I’m not going to cover the First Release anymore as other Malt writers already covered it here.
I’d like to thank Shiv Joshi @ssj99 from the London Whisky Club (LWC) for the generous samples and pictures. The LWC Inaugural 3-year-old release is from cask # 33 and was aged in a virgin American white oak cask. It was filled with new make batch # 9. The batches were distilled from July 11, 2016, to July 15 2016. Then the cask was filled on July 17 2016. The whisky was bottled on Dec 2 2019. Interesting, as they let the new make rest for 2 days before aging it. I’m curious what the effects on the distillate will be. The LWC was able to acquire 51 bottles available only for members.
Bimber The First – review
On the nose: Surprisingly mellow for the abv and being a 3 year old. There’s still the burn but I’ve had older whisky with the same abv that burns more. I get dry scents of dark cacao, hints of anise, red gummy candy, cherry juice concentrate, classic PX sherry raisins and cough syrup character and coffee.

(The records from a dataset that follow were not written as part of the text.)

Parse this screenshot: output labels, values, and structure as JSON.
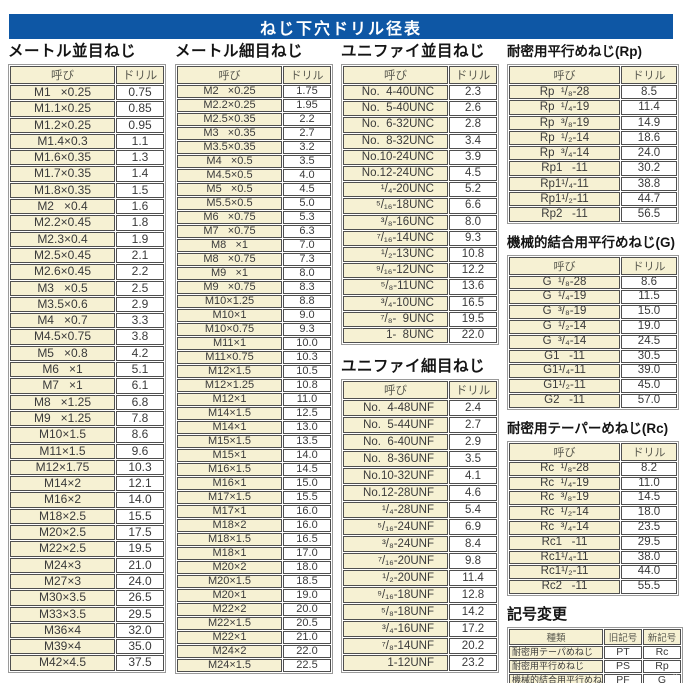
{
  "page_title": "ねじ下穴ドリル径表",
  "col_headers": {
    "name": "呼び",
    "drill": "ドリル"
  },
  "colors": {
    "banner_bg": "#0e57a5",
    "banner_text": "#ffffff",
    "cell_cream": "#f6f1d3",
    "cell_white": "#ffffff",
    "border_dark": "#4f4f4f",
    "border_outer": "#9a9a9a"
  },
  "sections": {
    "metric_coarse": {
      "title": "メートル並目ねじ",
      "rows": [
        [
          "M1   ×0.25",
          "0.75"
        ],
        [
          "M1.1×0.25",
          "0.85"
        ],
        [
          "M1.2×0.25",
          "0.95"
        ],
        [
          "M1.4×0.3",
          "1.1"
        ],
        [
          "M1.6×0.35",
          "1.3"
        ],
        [
          "M1.7×0.35",
          "1.4"
        ],
        [
          "M1.8×0.35",
          "1.5"
        ],
        [
          "M2   ×0.4",
          "1.6"
        ],
        [
          "M2.2×0.45",
          "1.8"
        ],
        [
          "M2.3×0.4",
          "1.9"
        ],
        [
          "M2.5×0.45",
          "2.1"
        ],
        [
          "M2.6×0.45",
          "2.2"
        ],
        [
          "M3   ×0.5",
          "2.5"
        ],
        [
          "M3.5×0.6",
          "2.9"
        ],
        [
          "M4   ×0.7",
          "3.3"
        ],
        [
          "M4.5×0.75",
          "3.8"
        ],
        [
          "M5   ×0.8",
          "4.2"
        ],
        [
          "M6   ×1",
          "5.1"
        ],
        [
          "M7   ×1",
          "6.1"
        ],
        [
          "M8   ×1.25",
          "6.8"
        ],
        [
          "M9   ×1.25",
          "7.8"
        ],
        [
          "M10×1.5",
          "8.6"
        ],
        [
          "M11×1.5",
          "9.6"
        ],
        [
          "M12×1.75",
          "10.3"
        ],
        [
          "M14×2",
          "12.1"
        ],
        [
          "M16×2",
          "14.0"
        ],
        [
          "M18×2.5",
          "15.5"
        ],
        [
          "M20×2.5",
          "17.5"
        ],
        [
          "M22×2.5",
          "19.5"
        ],
        [
          "M24×3",
          "21.0"
        ],
        [
          "M27×3",
          "24.0"
        ],
        [
          "M30×3.5",
          "26.5"
        ],
        [
          "M33×3.5",
          "29.5"
        ],
        [
          "M36×4",
          "32.0"
        ],
        [
          "M39×4",
          "35.0"
        ],
        [
          "M42×4.5",
          "37.5"
        ]
      ]
    },
    "metric_fine": {
      "title": "メートル細目ねじ",
      "rows": [
        [
          "M2   ×0.25",
          "1.75"
        ],
        [
          "M2.2×0.25",
          "1.95"
        ],
        [
          "M2.5×0.35",
          "2.2"
        ],
        [
          "M3   ×0.35",
          "2.7"
        ],
        [
          "M3.5×0.35",
          "3.2"
        ],
        [
          "M4   ×0.5",
          "3.5"
        ],
        [
          "M4.5×0.5",
          "4.0"
        ],
        [
          "M5   ×0.5",
          "4.5"
        ],
        [
          "M5.5×0.5",
          "5.0"
        ],
        [
          "M6   ×0.75",
          "5.3"
        ],
        [
          "M7   ×0.75",
          "6.3"
        ],
        [
          "M8   ×1",
          "7.0"
        ],
        [
          "M8   ×0.75",
          "7.3"
        ],
        [
          "M9   ×1",
          "8.0"
        ],
        [
          "M9   ×0.75",
          "8.3"
        ],
        [
          "M10×1.25",
          "8.8"
        ],
        [
          "M10×1",
          "9.0"
        ],
        [
          "M10×0.75",
          "9.3"
        ],
        [
          "M11×1",
          "10.0"
        ],
        [
          "M11×0.75",
          "10.3"
        ],
        [
          "M12×1.5",
          "10.5"
        ],
        [
          "M12×1.25",
          "10.8"
        ],
        [
          "M12×1",
          "11.0"
        ],
        [
          "M14×1.5",
          "12.5"
        ],
        [
          "M14×1",
          "13.0"
        ],
        [
          "M15×1.5",
          "13.5"
        ],
        [
          "M15×1",
          "14.0"
        ],
        [
          "M16×1.5",
          "14.5"
        ],
        [
          "M16×1",
          "15.0"
        ],
        [
          "M17×1.5",
          "15.5"
        ],
        [
          "M17×1",
          "16.0"
        ],
        [
          "M18×2",
          "16.0"
        ],
        [
          "M18×1.5",
          "16.5"
        ],
        [
          "M18×1",
          "17.0"
        ],
        [
          "M20×2",
          "18.0"
        ],
        [
          "M20×1.5",
          "18.5"
        ],
        [
          "M20×1",
          "19.0"
        ],
        [
          "M22×2",
          "20.0"
        ],
        [
          "M22×1.5",
          "20.5"
        ],
        [
          "M22×1",
          "21.0"
        ],
        [
          "M24×2",
          "22.0"
        ],
        [
          "M24×1.5",
          "22.5"
        ]
      ]
    },
    "unified_coarse": {
      "title": "ユニファイ並目ねじ",
      "rows": [
        [
          "No.  4-40UNC",
          "2.3"
        ],
        [
          "No.  5-40UNC",
          "2.6"
        ],
        [
          "No.  6-32UNC",
          "2.8"
        ],
        [
          "No.  8-32UNC",
          "3.4"
        ],
        [
          "No.10-24UNC",
          "3.9"
        ],
        [
          "No.12-24UNC",
          "4.5"
        ],
        [
          "¹/₄-20UNC",
          "5.2"
        ],
        [
          "⁵/₁₆-18UNC",
          "6.6"
        ],
        [
          "³/₈-16UNC",
          "8.0"
        ],
        [
          "⁷/₁₆-14UNC",
          "9.3"
        ],
        [
          "¹/₂-13UNC",
          "10.8"
        ],
        [
          "⁹/₁₆-12UNC",
          "12.2"
        ],
        [
          "⁵/₈-11UNC",
          "13.6"
        ],
        [
          "³/₄-10UNC",
          "16.5"
        ],
        [
          "⁷/₈-  9UNC",
          "19.5"
        ],
        [
          "1-  8UNC",
          "22.0"
        ]
      ]
    },
    "unified_fine": {
      "title": "ユニファイ細目ねじ",
      "rows": [
        [
          "No.  4-48UNF",
          "2.4"
        ],
        [
          "No.  5-44UNF",
          "2.7"
        ],
        [
          "No.  6-40UNF",
          "2.9"
        ],
        [
          "No.  8-36UNF",
          "3.5"
        ],
        [
          "No.10-32UNF",
          "4.1"
        ],
        [
          "No.12-28UNF",
          "4.6"
        ],
        [
          "¹/₄-28UNF",
          "5.4"
        ],
        [
          "⁵/₁₆-24UNF",
          "6.9"
        ],
        [
          "³/₈-24UNF",
          "8.4"
        ],
        [
          "⁷/₁₆-20UNF",
          "9.8"
        ],
        [
          "¹/₂-20UNF",
          "11.4"
        ],
        [
          "⁹/₁₆-18UNF",
          "12.8"
        ],
        [
          "⁵/₈-18UNF",
          "14.2"
        ],
        [
          "³/₄-16UNF",
          "17.2"
        ],
        [
          "⁷/₈-14UNF",
          "20.2"
        ],
        [
          "1-12UNF",
          "23.2"
        ]
      ]
    },
    "rp": {
      "title": "耐密用平行めねじ(Rp)",
      "rows": [
        [
          "Rp  ¹/₈-28",
          "8.5"
        ],
        [
          "Rp  ¹/₄-19",
          "11.4"
        ],
        [
          "Rp  ³/₈-19",
          "14.9"
        ],
        [
          "Rp  ¹/₂-14",
          "18.6"
        ],
        [
          "Rp  ³/₄-14",
          "24.0"
        ],
        [
          "Rp1   -11",
          "30.2"
        ],
        [
          "Rp1¹/₄-11",
          "38.8"
        ],
        [
          "Rp1¹/₂-11",
          "44.7"
        ],
        [
          "Rp2   -11",
          "56.5"
        ]
      ]
    },
    "g": {
      "title": "機械的結合用平行めねじ(G)",
      "rows": [
        [
          "G  ¹/₈-28",
          "8.6"
        ],
        [
          "G  ¹/₄-19",
          "11.5"
        ],
        [
          "G  ³/₈-19",
          "15.0"
        ],
        [
          "G  ¹/₂-14",
          "19.0"
        ],
        [
          "G  ³/₄-14",
          "24.5"
        ],
        [
          "G1   -11",
          "30.5"
        ],
        [
          "G1¹/₄-11",
          "39.0"
        ],
        [
          "G1¹/₂-11",
          "45.0"
        ],
        [
          "G2   -11",
          "57.0"
        ]
      ]
    },
    "rc": {
      "title": "耐密用テーパーめねじ(Rc)",
      "rows": [
        [
          "Rc  ¹/₈-28",
          "8.2"
        ],
        [
          "Rc  ¹/₄-19",
          "11.0"
        ],
        [
          "Rc  ³/₈-19",
          "14.5"
        ],
        [
          "Rc  ¹/₂-14",
          "18.0"
        ],
        [
          "Rc  ³/₄-14",
          "23.5"
        ],
        [
          "Rc1   -11",
          "29.5"
        ],
        [
          "Rc1¹/₄-11",
          "38.0"
        ],
        [
          "Rc1¹/₂-11",
          "44.0"
        ],
        [
          "Rc2   -11",
          "55.5"
        ]
      ]
    },
    "symbol_change": {
      "title": "記号変更",
      "headers": [
        "種類",
        "旧記号",
        "新記号"
      ],
      "rows": [
        [
          "耐密用テーパめねじ",
          "PT",
          "Rc"
        ],
        [
          "耐密用平行めねじ",
          "PS",
          "Rp"
        ],
        [
          "機械的結合用平行めねじ",
          "PF",
          "G"
        ]
      ]
    }
  },
  "corner_mark": "··"
}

NO SULFUR.
In the mouth: This does not have the burn of a 54.2% abv spirit. Different shades of cherry-like cherry chocolate, cherry flavored gummy/jelly and cherry juice concentrate. Raisins, honey, dates, figs, chocolate raisins and coffee.
Can all modern ex-sherry wood influenced spirits be like this? I love that there aren’t any sulfur notes in here. How is a new and small distilleries’ wood management program so much more appealing than the multinational companies’ programs? I very much appreciate that the cask influence isn’t overpowering. The five casks chosen let the distillery DNA strut. My only complaint is the lack of texture and length in finish. I expected an oilier and richer texture for the abv.
Bimber “The London Whisky Club Inaugural” – review
On the nose: Initially, there was a very strong ethanol burn which just overpowers every other scent. But letting this breathe more really mellowed it down and let the fruity and floral notes shine more. I get hints of cacao, dates, honey then hints of pears and apples, vanilla, strawberries, caramel and barley husk.
In the mouth: An initial mix of coffee, vanilla, honey and asparagus. Barley husk, dates, fuji apples, hints of pears and hints of cacao. Some more hints of dates, honey, nuts and caramel. There’s a slight sweet vegetal note that reminds me of stir-fried leafy vegetables followed by leather and dusty wooden furniture.
This is very surprising a whisky. I was expecting more oak. Where’s the oak? This tastes more like a 2nd fill ex-bourbon single malt. I’ve had more bourbon-y single malt aged in 1st fill ex-bourbon casks. I expected this to be more like the Glenmorangie Ealanta which was more wood forward and sweet. But instead, this is balanced.
Are 3 years, too short a time for the whisky to soak in the cask influence? Or does Bimber’s long fermentation make the new distillate balance out with the cask influence?
Either way, this is an interestingly good whisky. The nose needs a lot of time to settle down and express itself more properly. It was just too feisty despite letting this breath in the glass for an hour. Letting this sit for an hour let out the more vegetal notes. It wasn’t there when I drank this 15 to 20 minutes after pouring in the glass.
Also, like the 1st release, this was lacking in the finish and texture. I was hoping for an oilier mouthfeel but it feels like it’s chill-filtered.
Thankfully, Bimber seems like it’s not in the game just to make whisky and ultimately money. They seem to really care about what they’re making. Sure, the First Release cost £120 and the Recharred costs £65. Based on the reviews, Bimber’s whisky is better than many older and more reputable brands in the market.
Thanks again to Shiv for the samples. I look forward to trying future releases from Bimber.
*Dornoch Distillery has done a 22-day fermentation and generally does 14 days.